Passing template function pointer to template as template parameter is too verbose

Question

template<class T, class... TA> Uptr<T, TA> makeUniquePtr(/*...*/) { /*...*/ };
template<class T, class... TA> Sptr<T, TA> makeSharedPtr(/*...*/) { /*...*/ };

template<typename TFPType, TFPType TFP> void func(/*...*/) { /*...*/ }

template<class T, class... TA> void implementation1(/*...*/)
{
    // Can this be reduced to func<&makeUniquePtr, T, TA...>?
    func<decltype(&makeUniquePtr<T, TA...>), &makeUniquePtr<T, TA...>>(/*...*/);
}

template<class T, class... TA> void implementation2(/*...*/)
{
    // Can this be reduced to func<&makeSharedPtr, T, TA...>?
    func<decltype(&makeSharedPtr<T, TA...>), &makeSharedPtr<T, TA...>>(/*...*/);
}

Calling func</*...*/>(/*...*/) is extremely verbose. Is there a way to simply call

func<&makeSharedPtr, T, TA...>(/*...*/)

and internally use

&makeSharedPtr<T, TA...>

without having the user specify it twice?

Answer 1

Create a shared maker stateless function object class, like std::less, but with no template parameters itself: instead operator() perfect forwards to your template function.

Pass it instead of your function pointer.

If you need template arguments passed to it, either create a static method to it, or make the entire template class take the arguments and use them in the operator().
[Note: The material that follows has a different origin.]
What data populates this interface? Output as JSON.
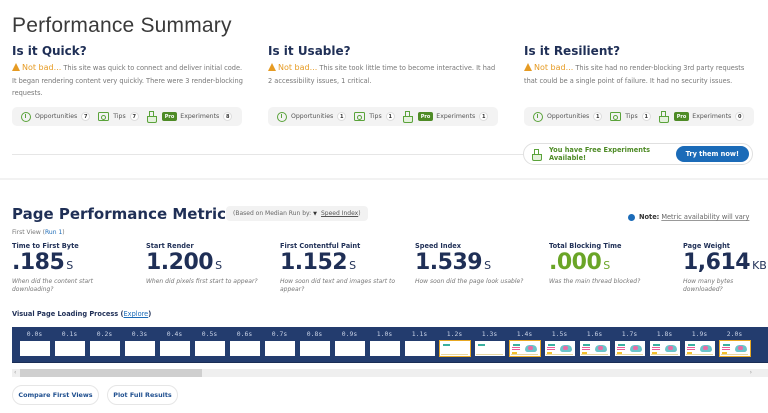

Here is an example of late-bound template arguments (live example):

#include <iostream>

// test stubs:
template<typename... Ts>
using UPtr = int;
template<typename... Ts>
using SPtr = double;

template<typename T, typename...TA>
UPtr<T,TA...> makeUniquePtr() {
  std::cout << "makeUniquePtr\n";
  return {};
}
template<typename T, typename...TA>
SPtr<T,TA...> makeSharedPtr() {
  std::cout << "makeSharedPtr\n";
  return {};
}

// perfect forwarding make static functions passed by class name:
struct unique_ptr_maker {
  template<typename T, typename...TA, typename...Args>
  static UPtr<T, TA...> make(Args&&...args) {
    return makeUniquePtr<T, TA...>( std::forward<Args>(args)... );
  }
};
struct shared_ptr_maker {
  template<typename T, typename...TA, typename...Args>
  static SPtr<T, TA...> make(Args&&...args) {
    return makeSharedPtr<T, TA...>( std::forward<Args>(args)... );
  }
};

// your `func`.  It can take args or whatever:    
template<typename maker, class T, class... TA> void func() {
  std::cout << "func\n";
  maker::template make<T, TA...>();
}

// a sample of implementation 1 and 2:
template<class T, class... TA> void implementation1()
{
  func<unique_ptr_maker, T, TA...>();
}
template<class T, class... TA> void implementation2()
{
  func<shared_ptr_maker, T, TA...>();
}
// and, to test, always instantiate:
int main() {
  implementation1<int, double>();
  implementation2<int, char>();
  return 0;
}

with much of the functionality stubbed out, as you did not detail what it was supposed to do in your question.

Answer 2

Making a few assumptions on intended use from your names, I would try something like this:

template<class T>
struct makeUniquePtr {
    template<class... TA>
    Uptr<T, TA> operator()(TA&&...) const { /*...*/ }
};

template<class T>
struct makeSharedPtr {
    template<class... TA>
    Sptr<T, TA> operator()(TA&&...) const { /*...*/ }
};

template<class F> void func(/*...*/) { /*...*/ }

template<class T, class... TA> void implementation1(/*...*/)
{
    func<makeUniquePtr<T>>(/*...*/);
}

template<class T, class... TA> void implementation2(/*...*/)
{
    func<makeSharedPtr<T>>(/*...*/);
}

Unlike Yakk's solution, here parameters TA... are automatically deduced, as is the case for std::make_unique etc.

EDIT My reference to Yakk's solution was made before that solution was edited. I now see it is expanded.